The men of the Motor Boat Club on Illinois' Lake Springfield will vote Thursday on whether to change the club’s bylaws and allow women to be members.
The policy has been on the books since the Motor Boat Club was formed in 1933, shortly after Lake Springfield was built. An effort in 2005 to allow women to be full members failed. Passage requires a two-thirds majority.
“There’s a lot of interest for women to join the club,” Gene Hayes, the club’s commodore, told The State Journal-Register newspaper. “And we need members.”
The 237-member club has lost about 100 members in the last two years. Hayes said he believes the drop in membership is largely attributable to the economy and not because of the club’s no-women policy. But he said many members have said there’s no reason that women shouldn’t be able to join.
Although they can’t be voting members, the wives of members can use Motor Boat Club facilities, which include a restaurant, beach, pavilion, playground, horseshoe pits and a sand volleyball court.
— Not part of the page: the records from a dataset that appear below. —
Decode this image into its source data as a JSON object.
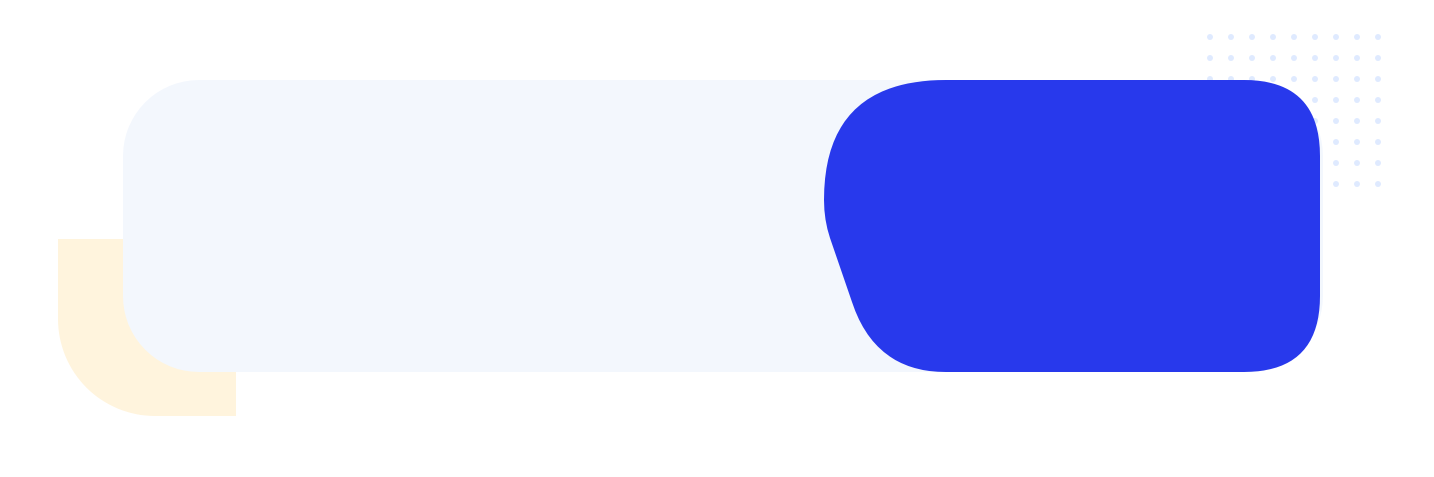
{
  "banner": {
    "text_content": [],
    "colors": {
      "background": "#ffffff",
      "light_panel": "#f3f7fd",
      "accent_panel": "#2839ec",
      "yellow_shape": "#fff4dd",
      "dots": "#dfeaff"
    },
    "decorative_icons": [
      "dot-grid",
      "corner-shape",
      "slanted-panel"
    ]
  }
}
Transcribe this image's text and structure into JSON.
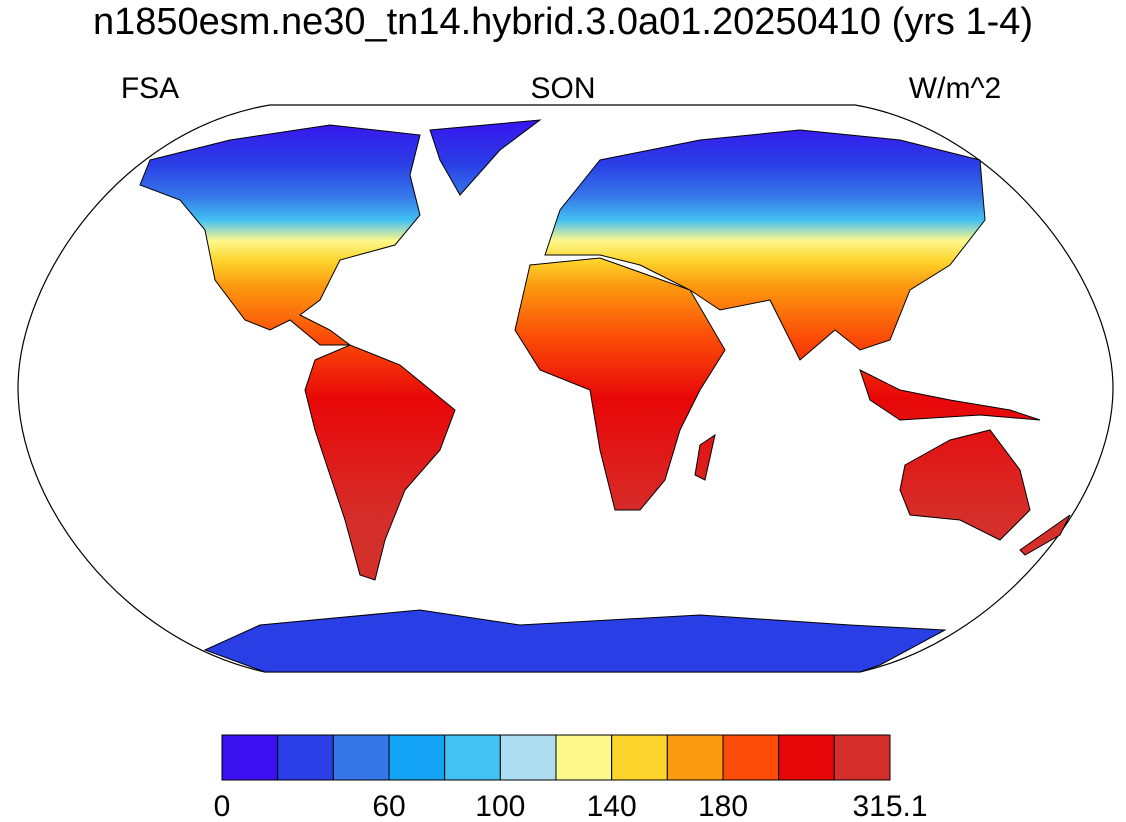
{
  "title": "n1850esm.ne30_tn14.hybrid.3.0a01.20250410 (yrs 1-4)",
  "left_string": "FSA",
  "center_string": "SON",
  "right_string": "W/m^2",
  "colorbar": {
    "colors": [
      "#3a0ff0",
      "#2a3ee6",
      "#3577e8",
      "#14a4f5",
      "#43c1f2",
      "#abdcf0",
      "#fdf88c",
      "#fdd42c",
      "#fc9b10",
      "#fb4c07",
      "#e80708",
      "#d52f2b"
    ],
    "labels": [
      "0",
      "60",
      "100",
      "140",
      "180",
      "315.1"
    ]
  }
}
When a member dies, his widow receives a “courtesy” membership, Hayes said. Courtesy members pay no fees, but also can’t cast votes. If the couple had a boat at one of the 89 docks, a widow loses her dock rights 30 days after her husband’s death.
In another change to be considered Thursday, surviving spouses would be able to keep their dock privileges if they become members. Courtesy members also would pay $50 a year under the proposals.